1085. Perfect Sequence (25) -二分查找

题目如下:

Given a sequence of positive integers and another positive integer p. The sequence is said to be a "perfect sequence" if M <= m * p where M and m are the maximum and minimum numbers in the sequence, respectively.

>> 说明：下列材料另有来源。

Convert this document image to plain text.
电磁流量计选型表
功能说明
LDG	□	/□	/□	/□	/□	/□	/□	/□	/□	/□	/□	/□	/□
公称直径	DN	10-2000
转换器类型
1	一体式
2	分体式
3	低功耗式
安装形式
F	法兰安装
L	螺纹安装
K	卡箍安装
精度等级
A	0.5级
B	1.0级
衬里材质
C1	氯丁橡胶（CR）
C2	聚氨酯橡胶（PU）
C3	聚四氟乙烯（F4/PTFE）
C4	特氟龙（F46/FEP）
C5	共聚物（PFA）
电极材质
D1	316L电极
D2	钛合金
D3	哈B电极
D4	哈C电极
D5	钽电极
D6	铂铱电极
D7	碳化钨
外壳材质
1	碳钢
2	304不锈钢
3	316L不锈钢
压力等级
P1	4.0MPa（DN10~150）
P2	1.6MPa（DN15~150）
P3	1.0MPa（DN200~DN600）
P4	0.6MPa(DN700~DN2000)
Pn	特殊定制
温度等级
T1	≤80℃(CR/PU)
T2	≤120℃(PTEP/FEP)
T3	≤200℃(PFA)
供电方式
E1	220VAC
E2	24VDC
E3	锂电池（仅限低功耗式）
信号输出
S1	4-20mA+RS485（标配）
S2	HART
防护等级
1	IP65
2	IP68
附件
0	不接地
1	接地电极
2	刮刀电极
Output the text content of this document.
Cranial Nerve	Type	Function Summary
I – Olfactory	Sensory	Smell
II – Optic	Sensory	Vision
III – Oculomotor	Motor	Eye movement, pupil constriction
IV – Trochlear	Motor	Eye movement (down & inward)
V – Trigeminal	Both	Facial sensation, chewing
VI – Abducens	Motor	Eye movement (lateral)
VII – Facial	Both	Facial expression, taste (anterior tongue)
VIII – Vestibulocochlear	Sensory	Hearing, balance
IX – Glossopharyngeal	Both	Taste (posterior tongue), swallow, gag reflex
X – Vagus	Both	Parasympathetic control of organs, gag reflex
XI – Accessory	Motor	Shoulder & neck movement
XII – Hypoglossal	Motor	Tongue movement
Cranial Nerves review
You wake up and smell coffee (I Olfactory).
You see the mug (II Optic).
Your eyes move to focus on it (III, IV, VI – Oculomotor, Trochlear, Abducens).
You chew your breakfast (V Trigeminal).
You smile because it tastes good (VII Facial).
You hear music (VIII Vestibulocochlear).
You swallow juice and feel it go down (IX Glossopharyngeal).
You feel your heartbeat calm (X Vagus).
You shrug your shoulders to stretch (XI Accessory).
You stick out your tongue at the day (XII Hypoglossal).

Now given a sequence and a parameter p, you are supposed to find from the sequence as many numbers as possible to form a perfect subsequence.

Input Specification:

Each input file contains one test case. For each case, the first line contains two positive integers N and p, where N (<= 105) is the number of integers in the sequence, and p (<= 109) is the parameter. In the second line there are N positive integers, each is no greater than 109.

Output Specification:

For each test case, print in one line the maximum number of integers that can be chosen to form a perfect subsequence.

Sample Input:
10 8
2 3 20 4 5 1 6 7 8 9
Sample Output:
8


题目要求从给定序列中选取子序列,使得序列的最小值m、最大值M满足:M≤m*p,其中p为一个给定的正整数,输出能找到的最长子序列长度。

这道题一个很自然的思路就是设立一个头指针cur1,尾指针cur2,将序列按照升序排列,让cur2从最后一个元素向前指,cur1遍历从第一个元素到cur2的位置,找到合适的m时停下,记录长度,这样会有一个case超时,解决方法是让cur1从前到后遍历,cur2采用二分查找。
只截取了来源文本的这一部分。